At its base, SEPIA creates a thread for every peer, and that thread communicates with other peers through messages that signify events. When a peer waits for a message, it blocks at a socket. Needless to say, this is not nice when in the context of servlets. We solve this problem by spawning a thread for every peer, and then connecting the input of the thread to a blocking message queue. Whenever the servlet receives a message that’s for a particular thread, the servlet extracts the message, verifies its signature (which has to be done separately from SSL for techncial reasons) and puts it into the message queue.

P2DS Installation and Administration Guide¶

Setting Up¶

You need at least four parties in order for P2DS to work: three parties have data on which they want to perform a computation, and one party manages that computation. Neither party needs to trust any other party. The parties having the data host input and privacy peers and the managing party hosters the group manager.

Installing the Services¶

Installing from WAR¶

You should have received three WAR files as part of the P2DS distribution, or you can build them yourself; see below.

p2ds-group-management.war contains the group manager
p2ds-peer.war contains peers
p2ds-receiver.war may be used for demo purposes (receives final results)

These must be deployed on application servers. Deploy p2ds-group-management.war on your group manager and deploy the pe2ds-peer.war on each organisation that wants to participate in the computation. Additionally you can also deploy the receiver, but you should write your own endpoint.

Installing from Source¶

In order to build and compile the services from source code, first get the source, then build:

git clone https://github.com/fiware-cybercaptor/cybercaptor-P2DS
cd sepia
mvn install -DskipTests
cd ../p2ds
mvn package

Now the directories group-management/target, peer/target, and receiver/target will contain the respective WAR files.

Generating Key Pairs¶

All messages that are exchanged in P2DS are digitally signed. Additionally, all parties should employ TLS. Digital signatures are needed to be able to check the messages by the receiving parties in addition to the transport security offered by TLS. And TLS is needed because in some cases, sensitive information like an authentication token is transported in the messages.

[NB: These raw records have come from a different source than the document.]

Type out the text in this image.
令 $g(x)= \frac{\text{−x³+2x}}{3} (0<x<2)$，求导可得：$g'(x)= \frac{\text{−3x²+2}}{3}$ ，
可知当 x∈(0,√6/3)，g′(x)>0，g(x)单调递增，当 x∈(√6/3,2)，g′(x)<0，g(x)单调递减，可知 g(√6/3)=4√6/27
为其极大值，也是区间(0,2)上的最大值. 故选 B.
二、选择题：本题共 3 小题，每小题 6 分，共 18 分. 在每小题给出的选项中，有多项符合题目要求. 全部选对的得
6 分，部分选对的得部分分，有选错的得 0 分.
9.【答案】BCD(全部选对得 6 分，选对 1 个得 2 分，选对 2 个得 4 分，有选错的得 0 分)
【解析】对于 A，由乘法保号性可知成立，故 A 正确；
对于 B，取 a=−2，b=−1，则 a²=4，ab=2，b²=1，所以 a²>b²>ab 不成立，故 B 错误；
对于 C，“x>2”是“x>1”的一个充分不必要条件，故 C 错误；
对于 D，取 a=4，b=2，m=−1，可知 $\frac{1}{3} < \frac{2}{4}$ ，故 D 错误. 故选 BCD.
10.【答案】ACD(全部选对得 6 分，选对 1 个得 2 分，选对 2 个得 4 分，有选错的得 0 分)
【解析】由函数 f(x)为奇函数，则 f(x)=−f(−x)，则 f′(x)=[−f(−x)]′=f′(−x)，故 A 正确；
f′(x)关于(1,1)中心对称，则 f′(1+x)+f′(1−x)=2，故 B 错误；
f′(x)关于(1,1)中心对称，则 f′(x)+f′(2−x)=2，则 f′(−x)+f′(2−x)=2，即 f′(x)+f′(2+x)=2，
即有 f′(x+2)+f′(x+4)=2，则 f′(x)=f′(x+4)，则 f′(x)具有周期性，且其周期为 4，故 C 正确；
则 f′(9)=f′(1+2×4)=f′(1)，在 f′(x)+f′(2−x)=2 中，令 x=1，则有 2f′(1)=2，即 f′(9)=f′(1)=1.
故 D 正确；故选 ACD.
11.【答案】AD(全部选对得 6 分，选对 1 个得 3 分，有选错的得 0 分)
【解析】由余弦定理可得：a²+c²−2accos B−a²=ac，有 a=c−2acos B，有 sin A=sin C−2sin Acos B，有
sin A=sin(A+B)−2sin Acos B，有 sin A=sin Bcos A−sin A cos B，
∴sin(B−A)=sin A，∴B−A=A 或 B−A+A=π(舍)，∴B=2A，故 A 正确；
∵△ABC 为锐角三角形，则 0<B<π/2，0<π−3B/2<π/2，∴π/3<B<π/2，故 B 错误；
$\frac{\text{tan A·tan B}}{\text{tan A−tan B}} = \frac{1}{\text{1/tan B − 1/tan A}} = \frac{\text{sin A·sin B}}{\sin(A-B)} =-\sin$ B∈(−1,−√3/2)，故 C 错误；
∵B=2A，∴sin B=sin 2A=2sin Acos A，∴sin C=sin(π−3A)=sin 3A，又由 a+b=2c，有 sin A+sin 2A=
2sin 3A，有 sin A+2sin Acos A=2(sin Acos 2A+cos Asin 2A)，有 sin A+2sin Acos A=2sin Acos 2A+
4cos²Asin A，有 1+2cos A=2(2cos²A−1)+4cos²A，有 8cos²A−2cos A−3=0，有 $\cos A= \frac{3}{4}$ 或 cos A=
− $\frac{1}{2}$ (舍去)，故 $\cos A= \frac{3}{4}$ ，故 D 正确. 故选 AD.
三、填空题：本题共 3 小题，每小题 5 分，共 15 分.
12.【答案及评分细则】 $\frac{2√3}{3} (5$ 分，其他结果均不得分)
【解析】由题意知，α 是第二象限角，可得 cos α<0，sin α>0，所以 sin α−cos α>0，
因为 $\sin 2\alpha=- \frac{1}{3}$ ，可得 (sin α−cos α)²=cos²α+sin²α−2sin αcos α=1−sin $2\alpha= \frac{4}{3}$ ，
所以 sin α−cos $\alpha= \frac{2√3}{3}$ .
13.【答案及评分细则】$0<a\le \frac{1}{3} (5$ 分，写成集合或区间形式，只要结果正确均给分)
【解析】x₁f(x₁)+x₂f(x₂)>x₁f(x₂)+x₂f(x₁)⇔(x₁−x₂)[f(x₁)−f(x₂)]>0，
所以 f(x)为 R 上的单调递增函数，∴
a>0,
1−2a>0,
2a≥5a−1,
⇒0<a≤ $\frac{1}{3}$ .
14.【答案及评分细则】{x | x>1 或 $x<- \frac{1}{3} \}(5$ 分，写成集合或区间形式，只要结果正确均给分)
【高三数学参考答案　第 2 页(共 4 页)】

First, get and build the P2DS key generation program:

git clone https://github.engineering.zhaw.ch/munt/p2dsKeygen.git
cd p2dsKeygen
mvn package -DskipTests

Next, use it to generate a key pair:

java -cp target/keygen-0.0.0.1.jar ch.zhaw.ficore.p2ds.keygen/Main
base64 key.private > key.private.b64
base64 key.public > key.public.b64
srm -s key.private key.public

The last command deletes the (unneeded) binary key files, leaving only the Base64-encoded ones.

This generates an Elliptic Curve DSA key of 409 bits, which is supposed to have the equivalent RSA strength of more than 8192 bits (see here). However, it uses Java’s SecureRandom generator, which has had trouble in the past. So it is probably best to be on the lookout for messages about SecureRandom.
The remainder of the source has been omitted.